Düşük tabii ki… Durum ortada… Yüzde 4.6 nedir ki?
Özellikle analitik düşünmeyi gerektiren soru türlerinde başarı düzeyi düşük kalıyormuş.
Köseoğlu, Kamu Hizmeti Komisyonu'nun, ortaya çıkan durumla ilgili neden sonuç ilişkisini araştırıp detaylı analizlerini yapacağını söyledi.
Araştırsınlar tabii ki… Ancak ezberci sistemden ancak da ezberci bireyler yetişir.
Ezberci sistemden analitik düşünmeyi gerektiren soruları çözen kişiler yetişmesini mi bekliyorsunuz?
Analitik nedir? Yani çözümlemeli… Analitik zekâ; sebep sonuç ilişkisini etkin bir biçimde kurabilme, karşılaşılan sorunun nedenini belirleyip çözüme varabilme becerilerini içeren zekâdır…
Bu ülkedeki eğitim sistemi nedeniyle bu konuda başarısız sonuç çıkması kadar doğal ne olabilir ki?
Biliyorsunuz kamuda üst, orta, alt ve ortaokul düzeyi olmak üzere toplamda dört düzeydeki yeterlilik sınavları yapılıyor.
Orta düzey yeterlik sınavında başarı oranı yüzde 4,6 yani çok düşük ama diğerleri de çok parlak değil.
Mesela üst düzey yeterlik sınavında başarı oranı yüzde 20, alt düzey yeterlik sınavında ise yüzde 32,4 olduğu açıklandı.
Yani onlar orta düzeye göre daha iyi ama çok da parlak değil.
Devlet kadrolarına girecek kişiler için yapılan sınavlar daha çok gündeme geliyor, buradaki düşük başarı oranı tartışılıyor ama özel sektör için yapılan sınavlarda da durum farklı değil.
Sözlü ya da yazılı yapılan sınavlardaki kötü sonuçlar nedeniyle işletmeler aradığı elemanı bulamıyor.
İş başvurusu yapılırken yazılan CV’lerdeki bilgiler gerçeği yansıtmıyor.

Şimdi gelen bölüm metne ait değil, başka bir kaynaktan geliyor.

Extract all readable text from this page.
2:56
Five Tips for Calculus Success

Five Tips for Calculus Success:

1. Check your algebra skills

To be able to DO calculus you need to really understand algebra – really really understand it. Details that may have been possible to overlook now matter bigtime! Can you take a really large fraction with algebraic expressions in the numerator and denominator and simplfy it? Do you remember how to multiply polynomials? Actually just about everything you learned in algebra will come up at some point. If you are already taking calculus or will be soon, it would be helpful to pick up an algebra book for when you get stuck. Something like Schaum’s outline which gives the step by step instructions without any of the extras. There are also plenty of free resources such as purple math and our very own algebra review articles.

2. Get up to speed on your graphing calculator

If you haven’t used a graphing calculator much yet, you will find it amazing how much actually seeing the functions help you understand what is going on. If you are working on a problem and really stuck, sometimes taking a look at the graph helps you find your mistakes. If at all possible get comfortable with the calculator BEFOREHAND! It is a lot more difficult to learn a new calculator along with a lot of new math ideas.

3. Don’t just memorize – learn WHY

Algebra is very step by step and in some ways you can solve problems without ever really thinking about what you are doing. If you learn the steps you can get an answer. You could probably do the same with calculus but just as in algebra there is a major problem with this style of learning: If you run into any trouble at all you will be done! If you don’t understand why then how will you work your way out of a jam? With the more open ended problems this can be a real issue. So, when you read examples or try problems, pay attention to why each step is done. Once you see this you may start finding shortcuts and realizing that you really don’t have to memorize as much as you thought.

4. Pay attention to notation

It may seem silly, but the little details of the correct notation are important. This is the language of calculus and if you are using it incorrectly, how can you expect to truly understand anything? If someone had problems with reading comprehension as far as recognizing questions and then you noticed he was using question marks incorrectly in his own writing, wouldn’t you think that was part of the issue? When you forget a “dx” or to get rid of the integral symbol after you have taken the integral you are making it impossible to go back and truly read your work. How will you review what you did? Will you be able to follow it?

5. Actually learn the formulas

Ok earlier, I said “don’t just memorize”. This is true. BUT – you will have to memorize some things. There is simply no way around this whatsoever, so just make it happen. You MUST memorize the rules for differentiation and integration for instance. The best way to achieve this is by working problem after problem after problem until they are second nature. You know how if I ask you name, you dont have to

CV’lere yazılanlarla kişinin gerçeği çelişiyor, yazılanların karşılığının kişilerde olmadığı görülüyor.
Ülkede bu kadar çok üniversite varken ve biz üniversite mezunu zengini bir ülkeyken, eleman bulamamak daha doğrusu yetkin eleman bulamamak üzüntü vericidir.
Ülkede ciddi bir üniversite mezunu işsizliği olduğu söyleniyor ama işletmeler ise personel bulamıyor.
Devletin ya da reel sektörün yaptığı sınavlara katılanlar dökülüyor.
Öyle anlaşılıyor ki biz ilkokuldan üniversiteye kadar bir şeyleri yanlış yapıyoruz.
İşin kötü tarafı ise geçmişte durumun daha iyi olması, gittikçe başarı oranının düşmesi.
Yani eğitim bakımından daha iyi olacağımıza gittikçe daha kötü oluyoruz.
Mesele şu ki çok sayıda kolej çok sayıda üniversiteye sahip olmak bir avantaj değil.
Bir şeyin fazla olması değil, kaliteli olması önemlidir.
İlkokuldan üniversiteye kadar eğitimimizde, eğitim sistemimizde yığınla sorun var.
Bakın bu sorunlar bizi vuruyor, bugün fark etmesek de mezun olup hayata karışan kişilerin yetersizliği ile şok oluyoruz.
“Neler oluyor?” diyoruz da neler olduğu ortada…
Bir sınav yapılıyor, oradan yüzde 4.6 gibi bir başarı oranı ortaya çıkıyor ve biz halen tehlike çanlarını duymuyorsak, ileride çok daha kötü sonuçlar bizi bekliyor demektir.
Gerçi bu ülkeyi yönetenler hangi sorunu kafaya taktı ki eğitimi takacak, yapılan sınavlarda kişilerin dökülüyor olmasını önemseyecek?
Zaten nasıl olsa Kamu Hizmeti Komisyonu Sınavı’nı geçmeyeni yarın partizanca devlet daireleri ve kurumlarına istihdam ederler. Kalite, verimlilik kimin umurunda?
Eh böyle böyle çürür bir toplum… Okumuş cahillerle dolu bir ülkenin hayır etmesini mi beklersiniz?